Selon lui, ce texte détermine les conditions d’acquisition et de perte de la nationalité centrafricaine. Il a notamment cité l’article 46 qui dispose que le Centrafricain majeur qui acquiert volontairement une nationalité étrangère perd la nationalité centrafricaine.

« En 1994, Anicet Georges Dologuélé avait la nationalité française. La question juridique n’est pas de nier qu’il soit né Centrafricain et ait grandi en République centrafricaine, mais de déterminer les conséquences juridiques que le droit centrafricain attache à l’acquisition volontaire d’une nationalité étrangère », a expliqué Evariste Ngamana.

Il a précisé que la situation individuelle de toute personne doit être examinée au regard des dispositions légales en vigueur, soulignant que le Gouvernement ne souhaite pas transformer cette question juridique en procès politique.
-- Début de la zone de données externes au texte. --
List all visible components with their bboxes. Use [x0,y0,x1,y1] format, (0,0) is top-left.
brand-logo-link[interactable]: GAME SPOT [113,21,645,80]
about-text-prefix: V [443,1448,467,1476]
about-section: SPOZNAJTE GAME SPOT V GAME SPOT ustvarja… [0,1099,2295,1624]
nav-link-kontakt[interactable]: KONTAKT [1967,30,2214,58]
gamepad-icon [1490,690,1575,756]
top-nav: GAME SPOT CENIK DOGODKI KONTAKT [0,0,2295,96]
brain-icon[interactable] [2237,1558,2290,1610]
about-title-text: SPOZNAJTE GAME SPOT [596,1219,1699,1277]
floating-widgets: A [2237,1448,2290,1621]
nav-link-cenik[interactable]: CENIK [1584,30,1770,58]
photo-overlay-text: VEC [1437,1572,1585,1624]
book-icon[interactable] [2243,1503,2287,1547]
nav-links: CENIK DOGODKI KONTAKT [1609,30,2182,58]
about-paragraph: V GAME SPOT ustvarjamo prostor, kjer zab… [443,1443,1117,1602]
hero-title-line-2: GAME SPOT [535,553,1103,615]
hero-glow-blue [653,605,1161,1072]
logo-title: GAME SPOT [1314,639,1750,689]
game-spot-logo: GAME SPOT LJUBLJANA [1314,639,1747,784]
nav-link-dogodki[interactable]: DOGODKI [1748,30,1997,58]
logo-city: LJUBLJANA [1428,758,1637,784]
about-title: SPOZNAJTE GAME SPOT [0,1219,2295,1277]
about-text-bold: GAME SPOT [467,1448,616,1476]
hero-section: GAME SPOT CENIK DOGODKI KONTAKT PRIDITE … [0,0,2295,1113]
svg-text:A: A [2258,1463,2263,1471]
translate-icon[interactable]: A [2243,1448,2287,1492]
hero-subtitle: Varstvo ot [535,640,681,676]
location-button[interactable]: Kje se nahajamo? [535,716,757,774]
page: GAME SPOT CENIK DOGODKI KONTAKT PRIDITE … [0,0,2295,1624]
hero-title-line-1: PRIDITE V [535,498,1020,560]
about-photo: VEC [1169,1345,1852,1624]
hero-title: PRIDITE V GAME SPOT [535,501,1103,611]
Pour le ministre d’Etat, il ne s’agit pas de sanctionner Anicet Georges Dologuélé en raison de ses opinions, mais d’examiner sa situation au regard des dispositions relatives à la nationalité centrafricaine et d’en tirer, le cas échéant, les conséquences juridiques.

S’agissant du passeport, Evariste Ngamana l’a présenté comme un document administratif de voyage délivré par un Etat à une personne remplissant les conditions légales requises.

Il a également fait référence à l’article 10 de la Constitution du 30 août 2023, qui dispose que la nationalité centrafricaine est « une et exclusive ».

Le ministre d’Etat a, par ailleurs, invité Anicet Georges Dologuélé à privilégier les voies de recours prévues par la loi pour faire valoir ses droits, plutôt que la voie médiatique.

« Ce n’est pas par la voie médiatique que ce dernier doit revendiquer son droit, mais plutôt par la voie juridique », a-t-il déclaré, assurant que le Gouvernement reste disposé à apporter des réponses fondées sur les textes et les documents officiels.

Cette rencontre avec les professionnels des médias a été animée par le Directeur général de la Radio Centrafricaine, David Doté Koimara, en présence notamment des chargés de mission et des inspecteurs centraux.

Elle a réuni plus d’une cinquantaine de professionnels issus de différents organes de presse de Bangui.